The math here is easy; the income you think you need in today’s dollars divided by 0.04 (assumes the 4% rule) and then do a little spreadsheet work to figure for a reasonable rate of inflation and then maybe an extra cushion for one-off events. That would tell you what you need.
Do you observe any problems or flaws in the above paragraph? It relies on being generally correct about three predictions for the future, depending on your age–the distant future. There is more than a little folly embedded here. On the first assumption; you don’t know what your life will be like in the future. On the second assumption; most people don’t know more than economists and economists are wrong an awful lot. The third assumption also ties into the vagaries of life.
The last ten years has been a great lesson about the folly of stock market return assumptions. The US stock market had “bad” decades in the 1930s, 1970s and the 2000s. Once is an accident, twice is a coincidence and three times is a trend (I attribute that one to Chris Berman). If you are retiring at the end of the 1990s (and presumably reducing equity exposure or volatility a little) or the end of the 2000s is a matter of luck; the vagaries of life.
I guess I am saying more attention needs to be paid to the variables involved. This does not necessarily mean trying to predict your future so much as take to heart that every assumption could turn out to be very wrong. An annualized return of 5% versus an assumption of 6% combined with inflation of 4% versus an assumption of 3% doesn’t sound like too much of a difference but it would be a dealbreaker.
I don’t know what the stats are about how many people used to get pensions versus how many people now will not but we know that defined benefit plans are well on the way to extinction in business (and maybe on the way to failure for the various public pensions) to be replaced by defined contribution plans.

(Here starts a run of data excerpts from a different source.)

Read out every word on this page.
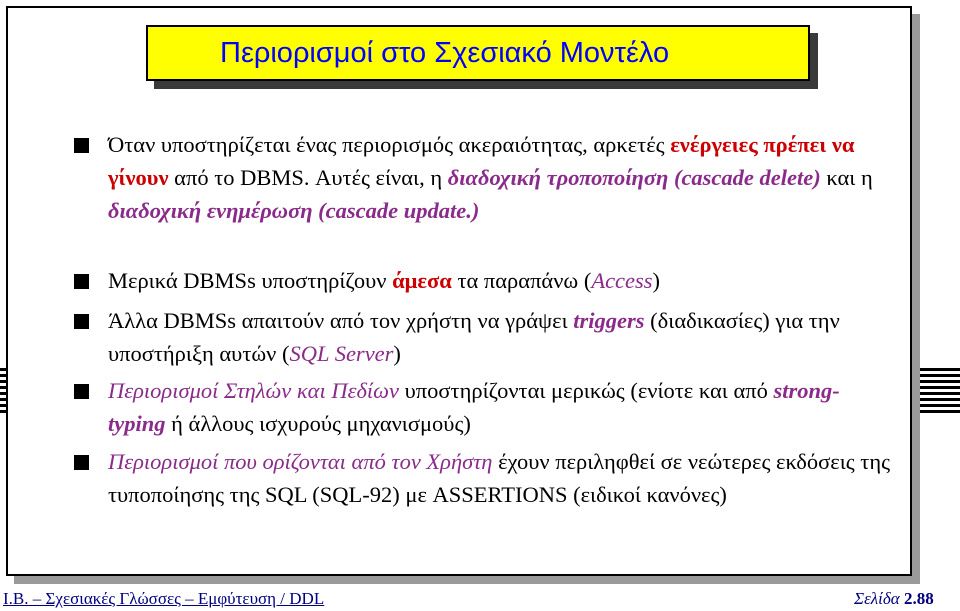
Περιορισμοί στο Σχεσιακό Μοντέλο
Όταν υποστηρίζεται ένας περιορισμός ακεραιότητας, αρκετές ενέργειες πρέπει να γίνουν από το DBMS. Αυτές είναι, η διαδοχική τροποποίηση (cascade delete) και η διαδοχική ενημέρωση (cascade update.)
Μερικά DBMSs υποστηρίζουν άμεσα τα παραπάνω (Access)
Άλλα DBMSs απαιτούν από τον χρήστη να γράψει triggers (διαδικασίες) για την υποστήριξη αυτών (SQL Server)
Περιορισμοί Στηλών και Πεδίων υποστηρίζονται μερικώς (ενίοτε και από strong-typing ή άλλους ισχυρούς μηχανισμούς)
Περιορισμοί που ορίζονται από τον Χρήστη έχουν περιληφθεί σε νεώτερες εκδόσεις της τυποποίησης της SQL (SQL-92) με ASSERTIONS (ειδικοί κανόνες)
Ι.Β. – Σχεσιακές Γλώσσες – Εμφύτευση / DDL	Σελίδα 2.88
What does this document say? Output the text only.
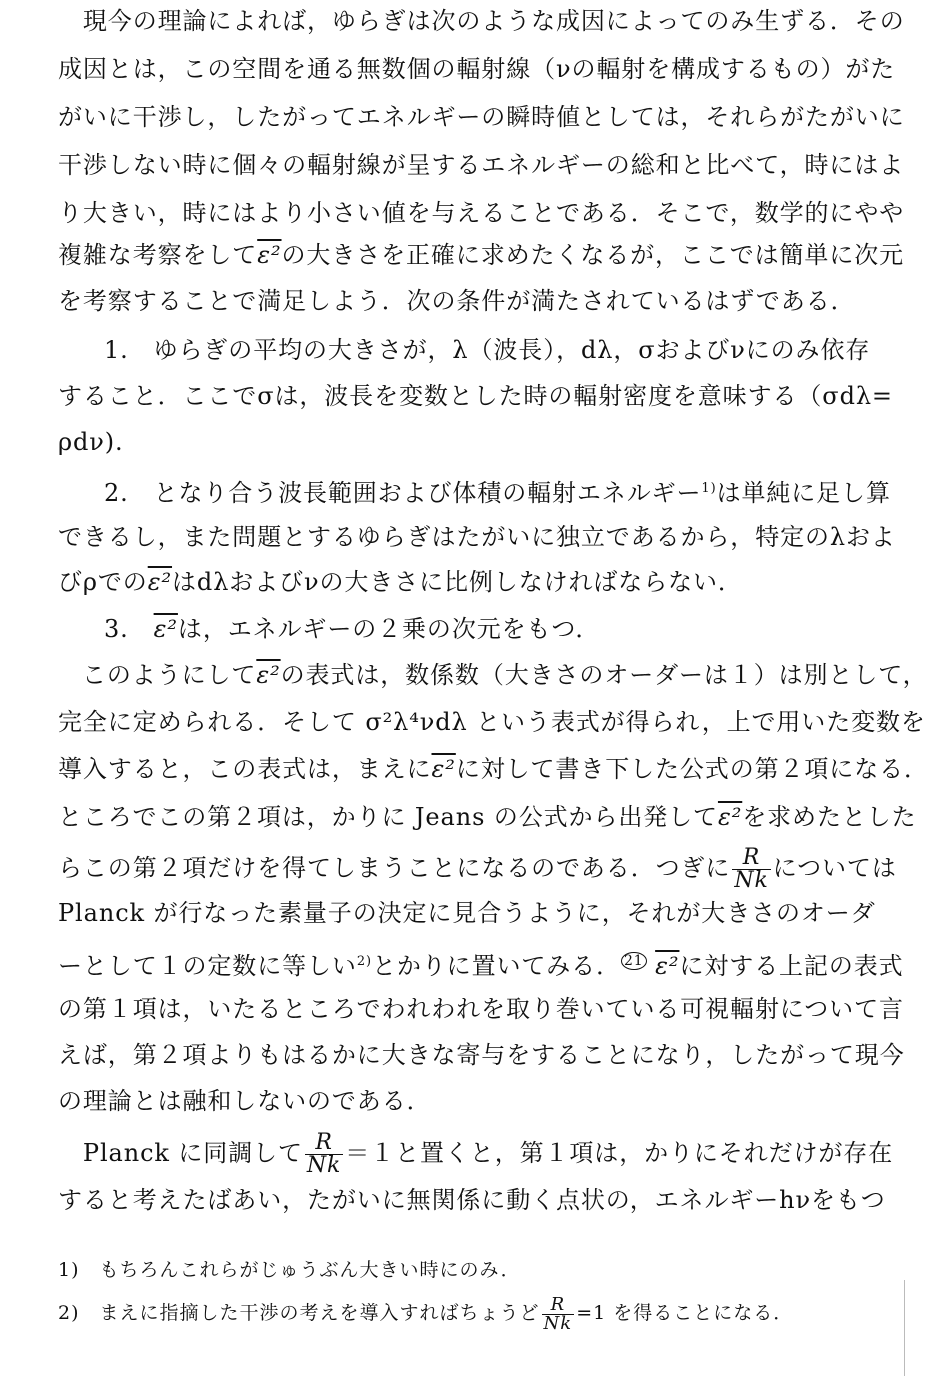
　現今の理論によれば，ゆらぎは次のような成因によってのみ生ずる．その
成因とは，この空間を通る無数個の輻射線（νの輻射を構成するもの）がた
がいに干渉し，したがってエネルギーの瞬時値としては，それらがたがいに
干渉しない時に個々の輻射線が呈するエネルギーの総和と比べて，時にはよ
り大きい，時にはより小さい値を与えることである．そこで，数学的にやや
複雑な考察をしてε²の大きさを正確に求めたくなるが，ここでは簡単に次元
を考察することで満足しよう．次の条件が満たされているはずである．
1.　ゆらぎの平均の大きさが，λ（波長），dλ，σおよびνにのみ依存
すること．ここでσは，波長を変数とした時の輻射密度を意味する（σdλ=
ρdν).
2.　となり合う波長範囲および体積の輻射エネルギー$^{1)}$は単純に足し算
できるし，また問題とするゆらぎはたがいに独立であるから，特定のλおよ
びρでのε²はdλおよびνの大きさに比例しなければならない．
3.　ε²は，エネルギーの２乗の次元をもつ．
このようにしてε²の表式は，数係数（大きさのオーダーは１）は別として，
完全に定められる．そして σ²λ⁴νdλ という表式が得られ，上で用いた変数を
導入すると，この表式は，まえにε²に対して書き下した公式の第２項になる．
ところでこの第２項は，かりに Jeans の公式から出発してε²を求めたとした
らこの第２項だけを得てしまうことになるのである．つぎに $\frac{R}{Nk}$ については
Planck が行なった素量子の決定に見合うように，それが大きさのオーダ
ーとして１の定数に等しい$^{2)}$とかりに置いてみる． $^{21}$ ε²に対する上記の表式
の第１項は，いたるところでわれわれを取り巻いている可視輻射について言
えば，第２項よりもはるかに大きな寄与をすることになり，したがって現今
の理論とは融和しないのである．
　Planck に同調して $\frac{R}{Nk} =1$と置くと，第１項は，かりにそれだけが存在
すると考えたばあい，たがいに無関係に動く点状の，エネルギーhνをもつ
1)　もちろんこれらがじゅうぶん大きい時にのみ．
2)　まえに指摘した干渉の考えを導入すればちょうど $\frac{R}{Nk} =1$ を得ることになる．
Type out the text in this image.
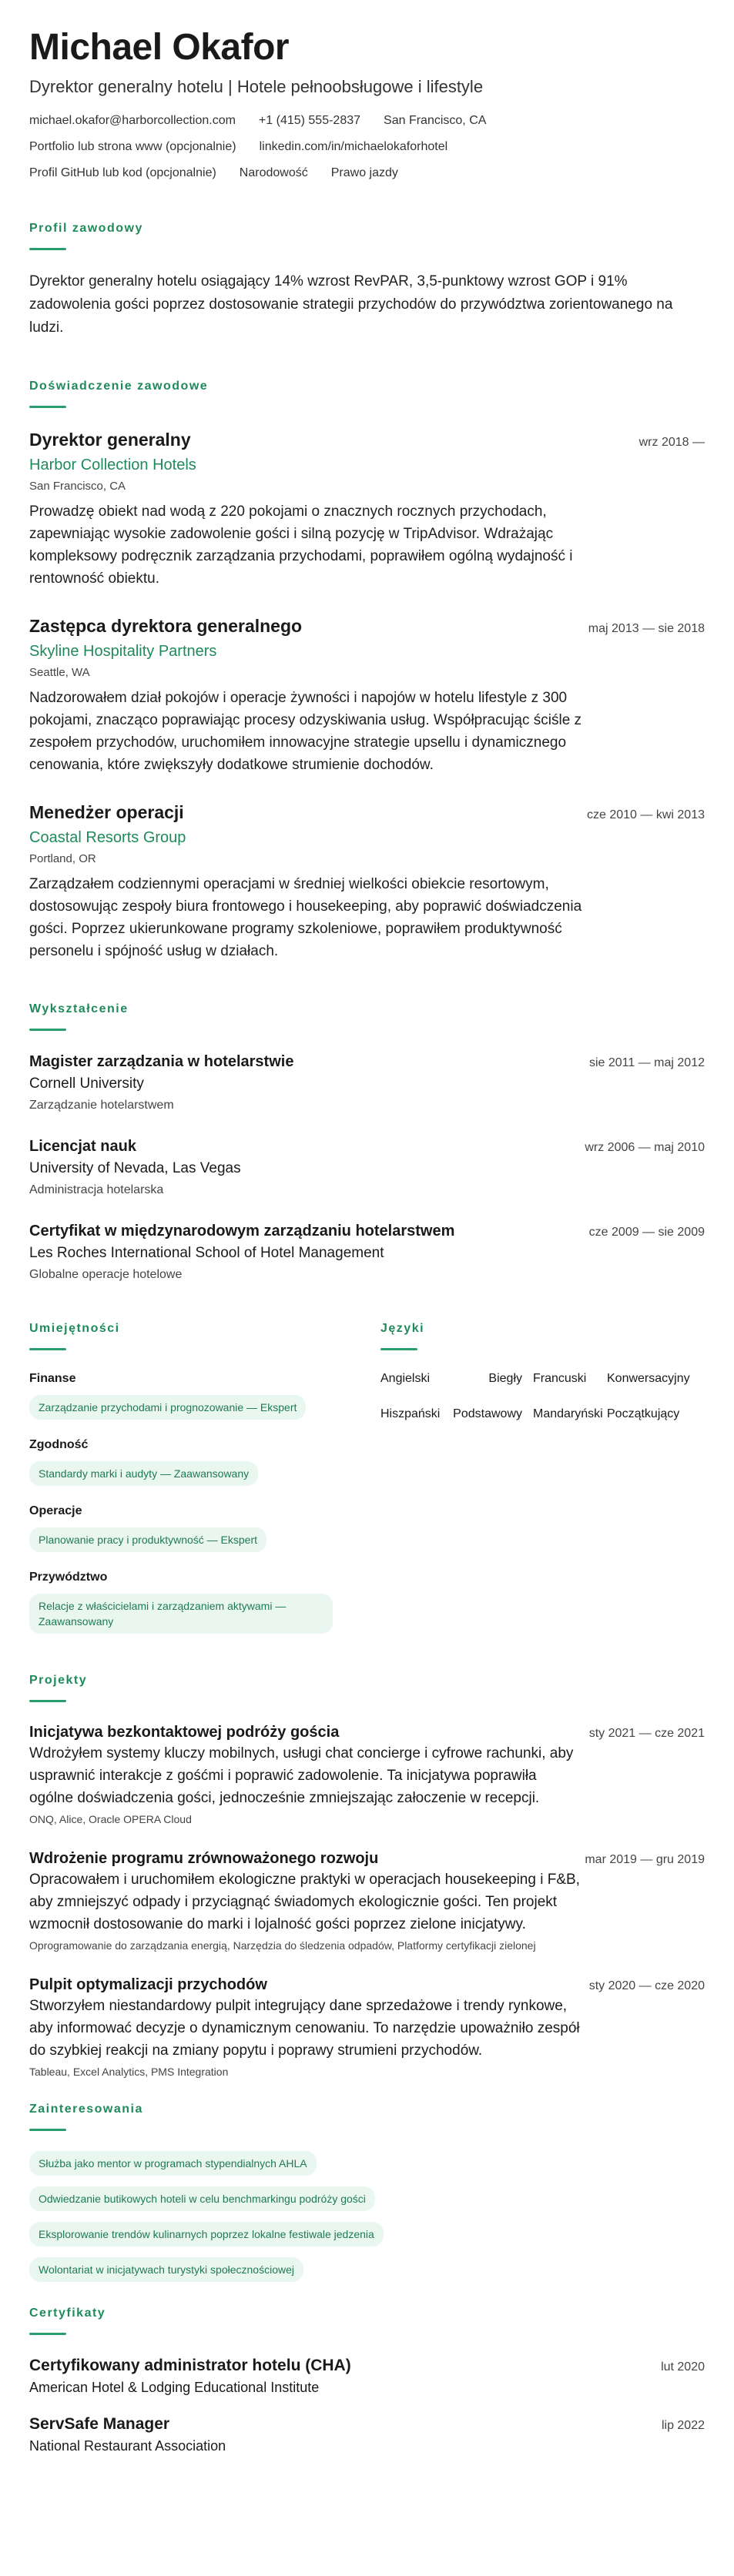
Michael Okafor
Dyrektor generalny hotelu | Hotele pełnoobsługowe i lifestyle
michael.okafor@harborcollection.com +1 (415) 555-2837 San Francisco, CA
Portfolio lub strona www (opcjonalnie) linkedin.com/in/michaelokaforhotel
Profil GitHub lub kod (opcjonalnie) Narodowość Prawo jazdy
Profil zawodowy
Dyrektor generalny hotelu osiągający 14% wzrost RevPAR, 3,5-punktowy wzrost GOP i 91% zadowolenia gości poprzez dostosowanie strategii przychodów do przywództwa zorientowanego na ludzi.
Doświadczenie zawodowe
Dyrektor generalny	wrz 2018 —
Harbor Collection Hotels
San Francisco, CA
Prowadzę obiekt nad wodą z 220 pokojami o znacznych rocznych przychodach, zapewniając wysokie zadowolenie gości i silną pozycję w TripAdvisor. Wdrażając kompleksowy podręcznik zarządzania przychodami, poprawiłem ogólną wydajność i rentowność obiektu.
Zastępca dyrektora generalnego	maj 2013 — sie 2018
Skyline Hospitality Partners
Seattle, WA
Nadzorowałem dział pokojów i operacje żywności i napojów w hotelu lifestyle z 300 pokojami, znacząco poprawiając procesy odzyskiwania usług. Współpracując ściśle z zespołem przychodów, uruchomiłem innowacyjne strategie upsellu i dynamicznego cenowania, które zwiększyły dodatkowe strumienie dochodów.
Menedżer operacji	cze 2010 — kwi 2013
Coastal Resorts Group
Portland, OR
Zarządzałem codziennymi operacjami w średniej wielkości obiekcie resortowym, dostosowując zespoły biura frontowego i housekeeping, aby poprawić doświadczenia gości. Poprzez ukierunkowane programy szkoleniowe, poprawiłem produktywność personelu i spójność usług w działach.
Wykształcenie
Magister zarządzania w hotelarstwie	sie 2011 — maj 2012
Cornell University
Zarządzanie hotelarstwem
Licencjat nauk	wrz 2006 — maj 2010
University of Nevada, Las Vegas
Administracja hotelarska
Certyfikat w międzynarodowym zarządzaniu hotelarstwem	cze 2009 — sie 2009
Les Roches International School of Hotel Management
Globalne operacje hotelowe
Umiejętności
Finanse
Zarządzanie przychodami i prognozowanie — Ekspert
Zgodność
Standardy marki i audyty — Zaawansowany
Operacje
Planowanie pracy i produktywność — Ekspert
Przywództwo
Relacje z właścicielami i zarządzaniem aktywami — Zaawansowany
Języki
Angielski	Biegły Francuski	Konwersacyjny
Hiszpański	Podstawowy Mandaryński Początkujący
Projekty
Inicjatywa bezkontaktowej podróży gościa	sty 2021 — cze 2021
Wdrożyłem systemy kluczy mobilnych, usługi chat concierge i cyfrowe rachunki, aby usprawnić interakcje z gośćmi i poprawić zadowolenie. Ta inicjatywa poprawiła ogólne doświadczenia gości, jednocześnie zmniejszając załoczenie w recepcji.
ONQ, Alice, Oracle OPERA Cloud
Wdrożenie programu zrównoważonego rozwoju	mar 2019 — gru 2019
Opracowałem i uruchomiłem ekologiczne praktyki w operacjach housekeeping i F&B, aby zmniejszyć odpady i przyciągnąć świadomych ekologicznie gości. Ten projekt wzmocnił dostosowanie do marki i lojalność gości poprzez zielone inicjatywy.
Oprogramowanie do zarządzania energią, Narzędzia do śledzenia odpadów, Platformy certyfikacji zielonej
Pulpit optymalizacji przychodów	sty 2020 — cze 2020
Stworzyłem niestandardowy pulpit integrujący dane sprzedażowe i trendy rynkowe, aby informować decyzje o dynamicznym cenowaniu. To narzędzie upoważniło zespół do szybkiej reakcji na zmiany popytu i poprawy strumieni przychodów.
Tableau, Excel Analytics, PMS Integration
Zainteresowania
Służba jako mentor w programach stypendialnych AHLA
Odwiedzanie butikowych hoteli w celu benchmarkingu podróży gości
Eksplorowanie trendów kulinarnych poprzez lokalne festiwale jedzenia
Wolontariat w inicjatywach turystyki społecznościowej
Certyfikaty
Certyfikowany administrator hotelu (CHA)	lut 2020
American Hotel & Lodging Educational Institute
ServSafe Manager	lip 2022
National Restaurant Association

There have not yet been that many people who’ve retired with 401ks and the majority of those who have did so in the last decade when domestic equity returns were lousy. In a way there is an argument to make that says defined contribution is an experiment that may or may not work out and there is evidence that the odds for success are not great.
So far this post probably seems like a downer but I don’t view it that way. In this instance we have a better chance of overcoming obstacles by really understanding what the obstacles are. A financial plan is a roadmap that is crucial in that it gives you something to measure against just with no guarantee for success.
Long time readers will know my philosophies (if that is the best word) related to living below your means, saving aggressively and finding a way to make money after you “retire” doing something you love and would do for free.
As far as investing around so much long term uncertainty, this can be as simple or as complicated as someone wants to make it. At the moment that the portfolio becomes an income source it has a certain value. The value at the time may be what you hoped for or not but there is no amount of hoping that can change the value or the reality that goes with that value. Understanding this form of potential denial like pulling $10,000 out of a portfolio that can only sustain $5000 can stave off one type of problem.
There are countless ways to have success in the stock market, this blog is about one belief on how to do that, but we have less control over our long term result than we do over our savings rate. Over the long term most people will be lucky to be somewhat close to whatever the market does during their investing lifetime. If you are worried about what the US market might (not) do during the remainder of your accumulation phase then maybe the answer is to pick another market or another few markets. After all what is the S&P 500 if not a country fund?